Le gouvernement se fait aussi complice d’exactions commises sur le sol africain. L’intégration de la population noire dans ce pays est difficile, comme le raconte un célèbre cinéaste d’origine italienne, Fred Kudjo Kuwornu. Ce dernier a créé un site web multimédia nommé Black Italia. Voici ce qu’il en dit : La plateforme est un excellent outil pour poster non seulement des projets vidéo, mais aussi un portail que j’utilise pour créer la chronologie historique de la présence noire en Italie avec des informations et des statistiques.
Conclusion
Nous terminerons cet article avec notre conclusion habituelle.

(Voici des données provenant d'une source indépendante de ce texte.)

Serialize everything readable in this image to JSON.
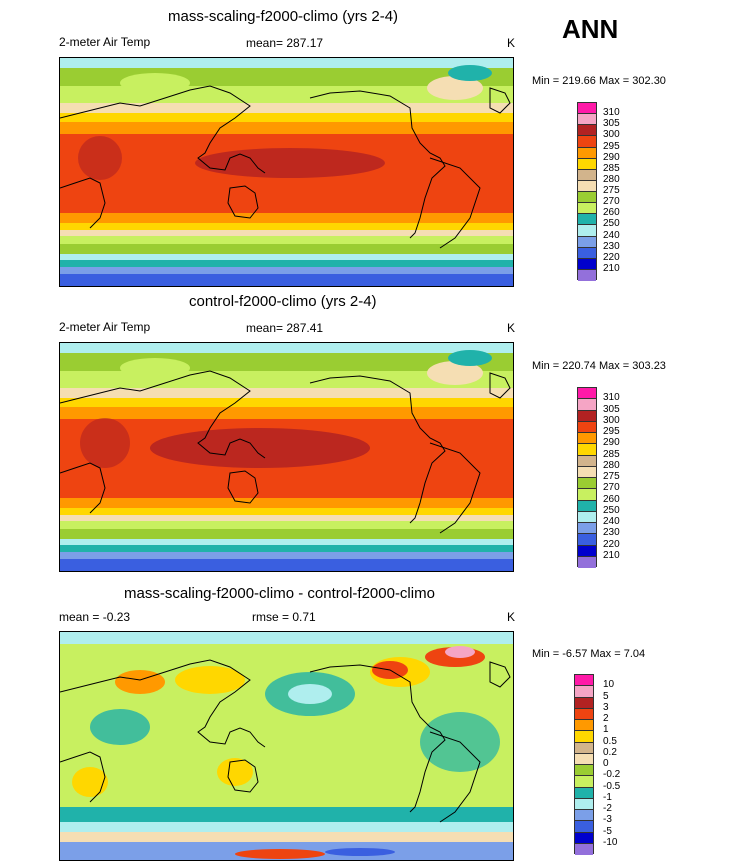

Réaliser un travail historique et démontrer que les Africains ont toujours vécu en Europe, en particulier en Italie, apportant comme tous les citoyens de nombreux bénéfices à leur pays de résidence, est essentiel. Le commerce des esclaves noirs a permis au pays de s’enrichir. Rappeler les exactions commises en Libye est fondamental. Vaincre les préjugés et le racisme, cela passe aussi par la mémoire et l’histoire.